Multiplex unites all of Dixons work. There is the new open-platform Delaktig modular sofa that becomes a bed (and much more) designed for Ikea, but also furniture of every genre and type, down to accessorises and perfumes, “conceptual food” (as he calls it), since it seems impossible to define design today: “My universe is now populated by objects that didn't have a place before, I can no longer work out what thing comes before another.” Among these new entries to the world of Tom Dixon, there are three tyres designed for Pirelli, a new experience for both the designer and the brand. In the Manzoni Gallery there is a space dedicated to these creative tyre prototypes that dialogue with the previous designs of the company, and even a chewable tyre, “black like motorcycle tyres and cooked “at the moment. The relationship between Dixon and Pirelli came about naturally: Dixon has always been a motorcycle enthusiast; Pirelli was looking for someone to better interpret the new market demand and create tyres able to add a touch of design and aesthetic to functionality and performance. This is necessary because today motorcycles are increasingly bare; tyres catch the eye and are accessories that bikers select carefully. Tom Dixon worked following this direction: the classic grain meets new shapes and patterns that resemble leaves or scales, without forgetting that tyres belong on the road and have to be functional. This is why the designer, struck by his visit to Pirelli Hangar Bicocca and the Pirelli Foundation last year (home to an archive dating back to the company's establishment in 1872), started consulting Pirelli engineers so that his project would not just be a theoretical design by a creative professional. “I have always been interested in motorcycle design, as well as working with rubber. For me it has been an absolute pleasure to work with Pirelli, which has collaborated with a number of famous artists and designers. It was fascinating to work with such an historic and qualified company to come up with a series of tread designs, also considering the complex technical parameters involved in the production of motorcycle tyres”.

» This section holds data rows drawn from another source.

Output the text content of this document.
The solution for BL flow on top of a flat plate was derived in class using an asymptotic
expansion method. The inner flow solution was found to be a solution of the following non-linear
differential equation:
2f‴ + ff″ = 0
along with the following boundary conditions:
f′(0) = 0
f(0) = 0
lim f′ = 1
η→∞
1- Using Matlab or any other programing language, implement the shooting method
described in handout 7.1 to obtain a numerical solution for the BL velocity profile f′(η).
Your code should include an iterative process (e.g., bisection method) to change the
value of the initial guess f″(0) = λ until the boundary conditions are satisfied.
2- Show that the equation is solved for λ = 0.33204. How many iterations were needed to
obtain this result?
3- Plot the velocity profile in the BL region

The three Pirelli tyres are displayed alongside other projects by Dixon on show at Design Week 2017 in a web of references. “The Salone del Mobile in Milan is the best networking opportunity for designers. This is where everything happens”. The world of design is increasingly interconnected, from major brands to schools. Like with the Ikea project, which involved a number of students from around the world. “We are obsessed with beds, it is the piece of furniture that accompanies us through life: we are born in cradle and laid in a coffin when we die,” Dixon joked. This obsession inspired Delaktig, created in the London studio of the designer and realized thanks to the contribution of young students selected from design schools across the globe, from Tokyo to New York. Which is one way of looking at the future: “But I don't want to reveal too much of what I have planned. I will definitely be busy with a big project in Hong Kong, and then with a cruise line. And my partnership with Pirelli has opened up a field I would like to explore further”. Tom Dixon's “Tomorrow” is still a blank to be filled in.